ニッケイ新聞 2008年2月14日付け
ルーラ大統領は十二日、アマゾン熱帯雨林の保全モデル設定を訴え、聖域化を否定した。アマゾンを人類の聖域とする狂信的位置付けに反論し、同熱帯雨林のためにブラジルの経済発展を妨げてはならないと喝破した。ステファネス農相は、ロウセフ官房長官と不法伐採について話し合う意向を表明した。森林法は一九九六年、農場内の森林を八〇%保存し伐採を禁じた。それ以前の伐採取り扱いについて、両相は検討する。

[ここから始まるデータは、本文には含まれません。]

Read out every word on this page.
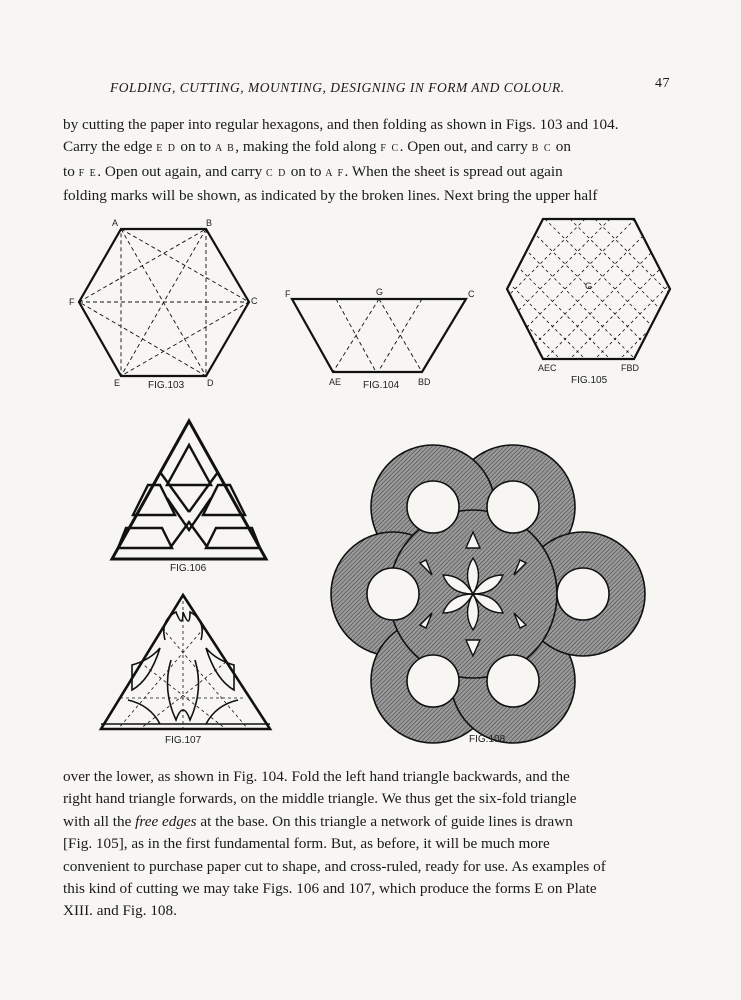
FOLDING, CUTTING, MOUNTING, DESIGNING IN FORM AND COLOUR.	47
by cutting the paper into regular hexagons, and then folding as shown in Figs. 103 and 104.
Carry the edge E D on to A B, making the fold along F C. Open out, and carry B C on
to F E. Open out again, and carry C D on to A F. When the sheet is spread out again
folding marks will be shown, as indicated by the broken lines. Next bring the upper half
A	B
C
D
E
F
FIG.103
F	G	C
AE	BD
FIG.104
G
AEC	FBD
FIG.105
FIG.106
FIG.107	FIG.108
over the lower, as shown in Fig. 104. Fold the left hand triangle backwards, and the
right hand triangle forwards, on the middle triangle. We thus get the six-fold triangle
with all the free edges at the base. On this triangle a network of guide lines is drawn
[Fig. 105], as in the first fundamental form. But, as before, it will be much more
convenient to purchase paper cut to shape, and cross-ruled, ready for use. As examples of
this kind of cutting we may take Figs. 106 and 107, which produce the forms E on Plate
XIII. and Fig. 108.
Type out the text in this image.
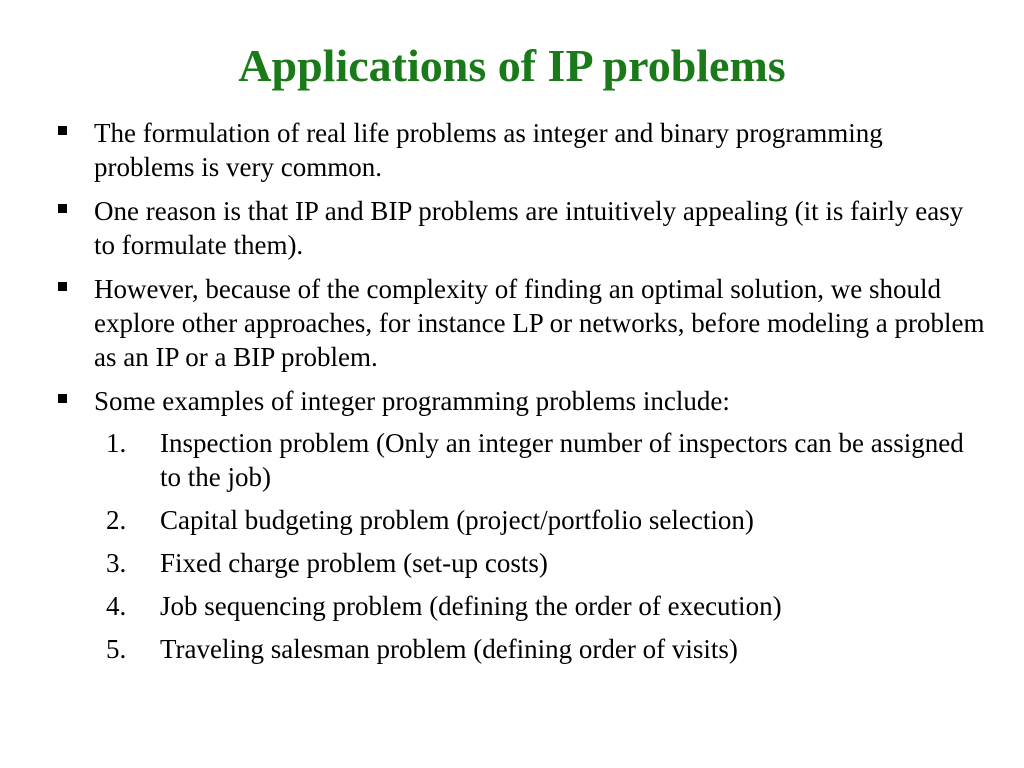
Applications of IP problems
The formulation of real life problems as integer and binary programming problems is very common.
One reason is that IP and BIP problems are intuitively appealing (it is fairly easy to formulate them).
However, because of the complexity of finding an optimal solution, we should explore other approaches, for instance LP or networks, before modeling a problem as an IP or a BIP problem.
Some examples of integer programming problems include:
1. Inspection problem (Only an integer number of inspectors can be assigned to the job)
2. Capital budgeting problem (project/portfolio selection)
3. Fixed charge problem (set-up costs)
4. Job sequencing problem (defining the order of execution)
5. Traveling salesman problem (defining order of visits)
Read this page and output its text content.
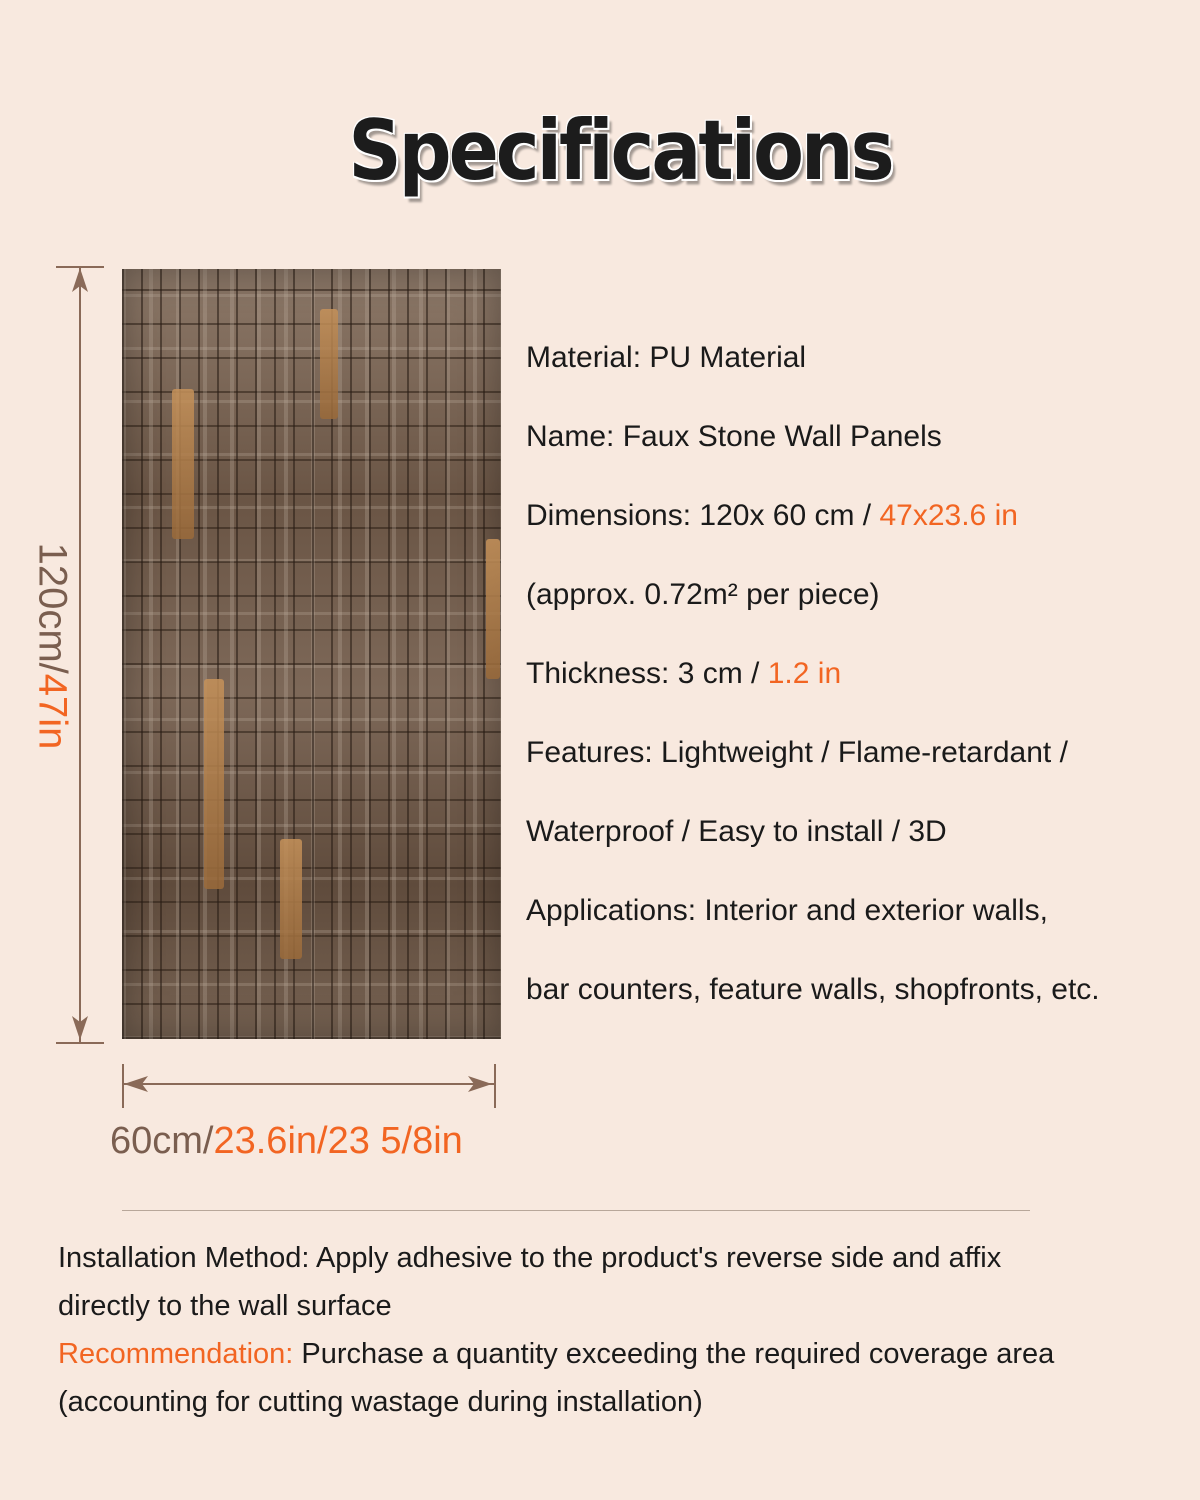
Specifications
120cm/47in
60cm/23.6in/23 5/8in
Material: PU Material
Name: Faux Stone Wall Panels
Dimensions: 120x 60 cm / 47x23.6 in
(approx. 0.72m² per piece)
Thickness: 3 cm / 1.2 in
Features: Lightweight / Flame-retardant /
Waterproof / Easy to install / 3D
Applications: Interior and exterior walls,
bar counters, feature walls, shopfronts, etc.
Installation Method: Apply adhesive to the product's reverse side and affix
directly to the wall surface
Recommendation: Purchase a quantity exceeding the required coverage area
(accounting for cutting wastage during installation)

アマゾン熱帯雨林の伐採進行が論議をかもす中、ルーラ大統領は同地域在住の生産者や消費者のために、消費財の供給と雇用創出を確保しながら生態系の保護も両立するシステムを考案すべきであると述べた。仏領ギアナを訪問中の大統領が、アマゾン聖域化のため地域住民を犠牲にすることは反対した。
同熱帯雨林地域には、二千五百万人のブラジル人が生活している。彼らの口から食料と生業を取り上げ、人並みの生活を禁じることはできない。他地域のブラジル人と同じように、テレビも自動車も欲しい。最低限の生活を営むため消費財の供給は欠かせないと、大統領は語った。
アマゾン熱帯雨林は、環境保全と経済発展の両立を可能とするシステムの立案を人類に要求している。アマゾンの生態系については、まだ解明されていない多くの事実が秘蔵されている。同件についてフランスのサルコジ大統領も、一緒に考えることを約した。
農相は十二日、農務省技官や生産者代表、地方自治体代表、マット・グロッソ州の国会議員らを招集し、経済発展と環境配慮が両立する「環境の産業化案」の立案を求めた。また官房長官に座長として同案のフィクサーを依頼した。
不法伐採への妥協もないが、生産者の立場で検討すると農相はいう。森林法によれば、農場の二〇%しか農耕に利用できないので同法の見直しが必要だと述べた。法整備が不完全なために、不法伐採への特赦などと多くの誤解を生んだのも事実だとした。
熱帯雨林指定地域の農場は毎年、農地改革院(INCRA)へ耕作状況と営農計画を報告登録することになっている。しかし、INCRAには、環境保全をも管理する法的権限も構造もない。ただ営農資金の融資で生産者を制御しているだけが現状だ。